Now the regional list vote. YouGov produced the following results (with changes from April’s Barometer poll once again in brackets):
Labour: 28% (-1)
Plaid Cymru: 22% (-1)
Conservatives: 20% (-4)
Brexit Party: 6% (+6)
Liberal Democrats: 5% (-1)
UKIP: 5% (-1)
Change UK: 5% (+5)
Greens: 3% (-1)
Abolish the Assembly: 3% (-1)
Others: 2% (-2)
These results further confirm the decline in the former dominance of Conservatives and Labour – but also the lack of public consensus on the alternatives. Both Labour and Plaid Cymru are more or less stable since our last poll, but the Conservatives see their vote share slip by several points since February. But several parties – the Brexit party, Change UK, the lib-Dems and UKIP – are all at about the same level of support: a vote share that could see them teetering on the edge of winning regional representation in the National Assembly.

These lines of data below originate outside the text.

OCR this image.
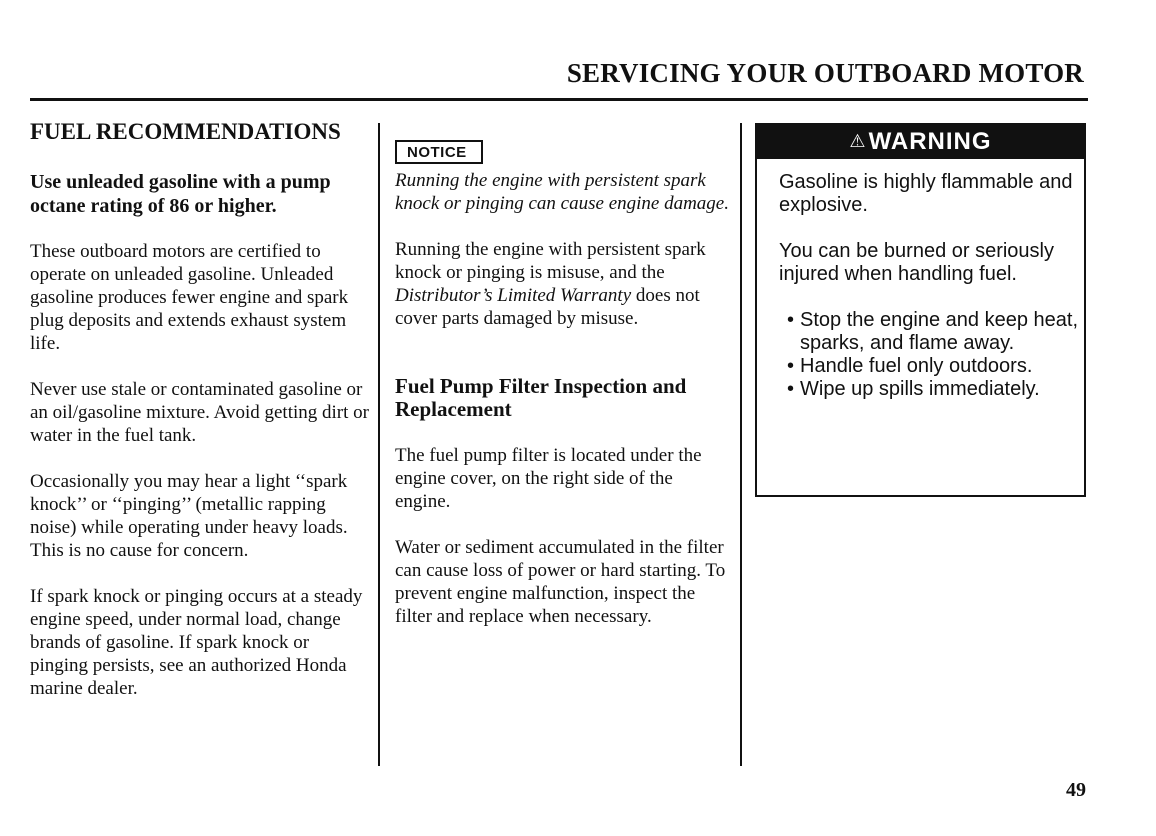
SERVICING YOUR OUTBOARD MOTOR

FUEL RECOMMENDATIONS

Use unleaded gasoline with a pump octane rating of 86 or higher.

These outboard motors are certified to operate on unleaded gasoline. Unleaded gasoline produces fewer engine and spark plug deposits and extends exhaust system life.

Never use stale or contaminated gasoline or an oil/gasoline mixture. Avoid getting dirt or water in the fuel tank.

Occasionally you may hear a light ‘‘spark knock’’ or ‘‘pinging’’ (metallic rapping noise) while operating under heavy loads. This is no cause for concern.

If spark knock or pinging occurs at a steady engine speed, under normal load, change brands of gasoline. If spark knock or pinging persists, see an authorized Honda marine dealer.

NOTICE

Running the engine with persistent spark knock or pinging can cause engine damage.

Running the engine with persistent spark knock or pinging is misuse, and the Distributor’s Limited Warranty does not cover parts damaged by misuse.

Fuel Pump Filter Inspection and Replacement

The fuel pump filter is located under the engine cover, on the right side of the engine.

Water or sediment accumulated in the filter can cause loss of power or hard starting. To prevent engine malfunction, inspect the filter and replace when necessary.

⚠ WARNING

Gasoline is highly flammable and explosive.

You can be burned or seriously injured when handling fuel.

• Stop the engine and keep heat, sparks, and flame away.
• Handle fuel only outdoors.
• Wipe up spills immediately.
49
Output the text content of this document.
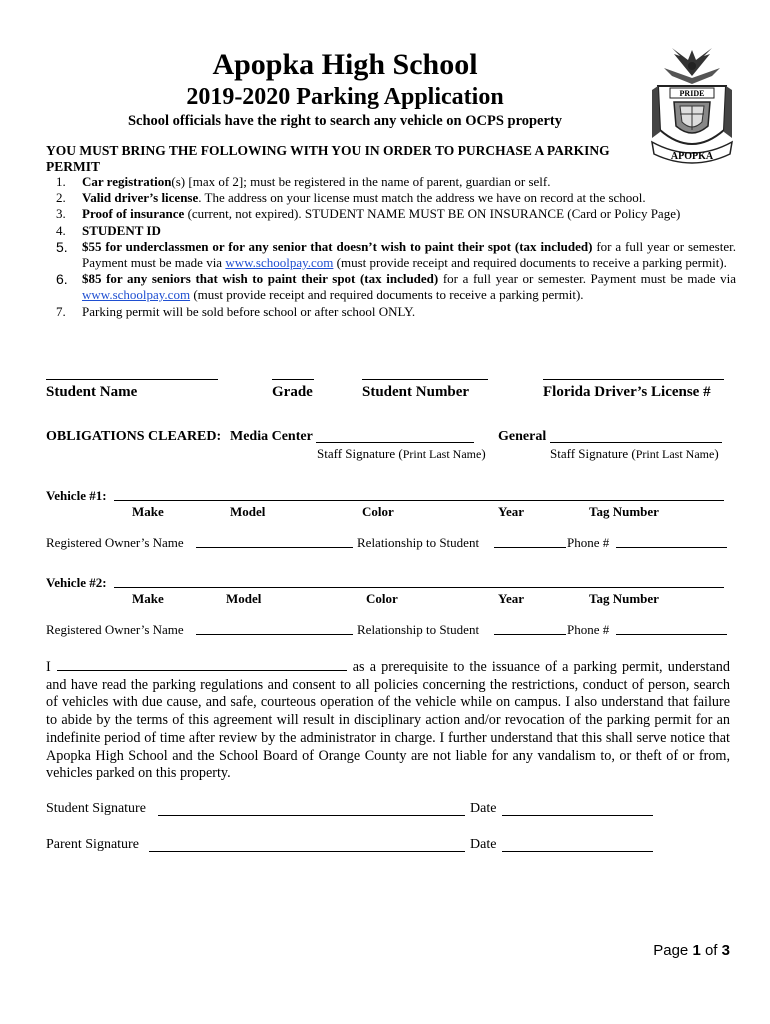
Apopka High School
2019-2020 Parking Application
School officials have the right to search any vehicle on OCPS property
PRIDE
APOPKA
YOU MUST BRING THE FOLLOWING WITH YOU IN ORDER TO PURCHASE A PARKING PERMIT
1. Car registration(s) [max of 2]; must be registered in the name of parent, guardian or self.
2. Valid driver’s license. The address on your license must match the address we have on record at the school.
3. Proof of insurance (current, not expired). STUDENT NAME MUST BE ON INSURANCE (Card or Policy Page)
4. STUDENT ID
5. $55 for underclassmen or for any senior that doesn’t wish to paint their spot (tax included) for a full year or semester. Payment must be made via www.schoolpay.com (must provide receipt and required documents to receive a parking permit).
6. $85 for any seniors that wish to paint their spot (tax included) for a full year or semester. Payment must be made via www.schoolpay.com (must provide receipt and required documents to receive a parking permit).
7. Parking permit will be sold before school or after school ONLY.
Student Name	Grade	Student Number	Florida Driver’s License #
OBLIGATIONS CLEARED: Media Center	General
Staff Signature (Print Last Name)	Staff Signature (Print Last Name)
Vehicle #1:
Make	Model	Color	Year	Tag Number
Registered Owner’s Name	Relationship to Student	Phone #
Vehicle #2:
Make	Model	Color	Year	Tag Number
Registered Owner’s Name	Relationship to Student	Phone #
I	as a prerequisite to the issuance of a parking permit, understand and have read the parking regulations and consent to all policies concerning the restrictions, conduct of person, search of vehicles with due cause, and safe, courteous operation of the vehicle while on campus. I also understand that failure to abide by the terms of this agreement will result in disciplinary action and/or revocation of the parking permit for an indefinite period of time after review by the administrator in charge. I further understand that this shall serve notice that Apopka High School and the School Board of Orange County are not liable for any vandalism to, or theft of or from, vehicles parked on this property.
Student Signature	Date
Parent Signature	Date
Page 1 of 3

Allowing for the constituency results already projected, and once more assuming uniform national swings since 2016, our new poll projects the following overall results for the Assembly’s regional list seats:
North Wales: 2 Plaid, 1 Conservative, 1 Brexit Party
Mid & West Wales: 2 Labour, 1 Plaid, 1 Brexit Party
South Wales West: 2 Conservative, 2 Plaid
South Wales Central: 2 Conservative, 1 Plaid, 1 Brexit Party
South Wales East: 2 Conservative, 1 Brexit Party, 1 UKIP
These figures therefore generate the following overall result for the National Assembly:
Labour: 23 seats (21 constituency, 2 regional)
Plaid Cymru: 16 seats (10 constituency, 6 regional)
Conservatives: 15 seats (8 constituency, 7 regional)
Brexit Party: 4 seats (4 regional)
Liberal Democrats: 1 seat (1 constituency)
UKIP: 1 seats (1 regional)
In short, this new poll projects the Brexit party to come from nowhere to win four seats within the Assembly. But before people get too carried away with this, a few health warnings. First, my periodic reminder that uniform national swing is only a ‘rough and ready’ guide to how opinion poll results – even if they are accurate at the national level – would translate into constituency and regional results. Second, it is innately difficult to know how to compute projections for a completely new party. For this poll I have projected both the Brexit Party and Change UK to have even support levels across Wales; absent any detailed hard data on their geographical distribution of support, I think there is no other sensible way to proceed. But in reality, any party will have stronger and weaker areas. Third: on the poll, the regional seats – and particularly the final seats allocated in each region – are coming down to very tiny margins. With polls that have a certain ‘margin of error’ on estimates of support, it would take very little for the seats currently projected to go to the Brexit party to instead be allocated elsewhere – such as to Change UK.
More generally, this poll gives a broader insight into the current state of party politics in Wales, and indeed across Britain. And what the poll says, above all, is that our traditional two leading parties are in some trouble. Their failings are losing them support. While the voters of Wales have not yet coalesced around a single alternative, the potential for other parties to gain support is very considerable. With further troubles for the Conservative-Labour duopoly likely to lie ahead, we should not assume that their dominance of electoral politics in Wales will continue.Ja
YouGov interviewed a nationally representative sample of 1,025 adults in Wales online between 2-5 April 2019.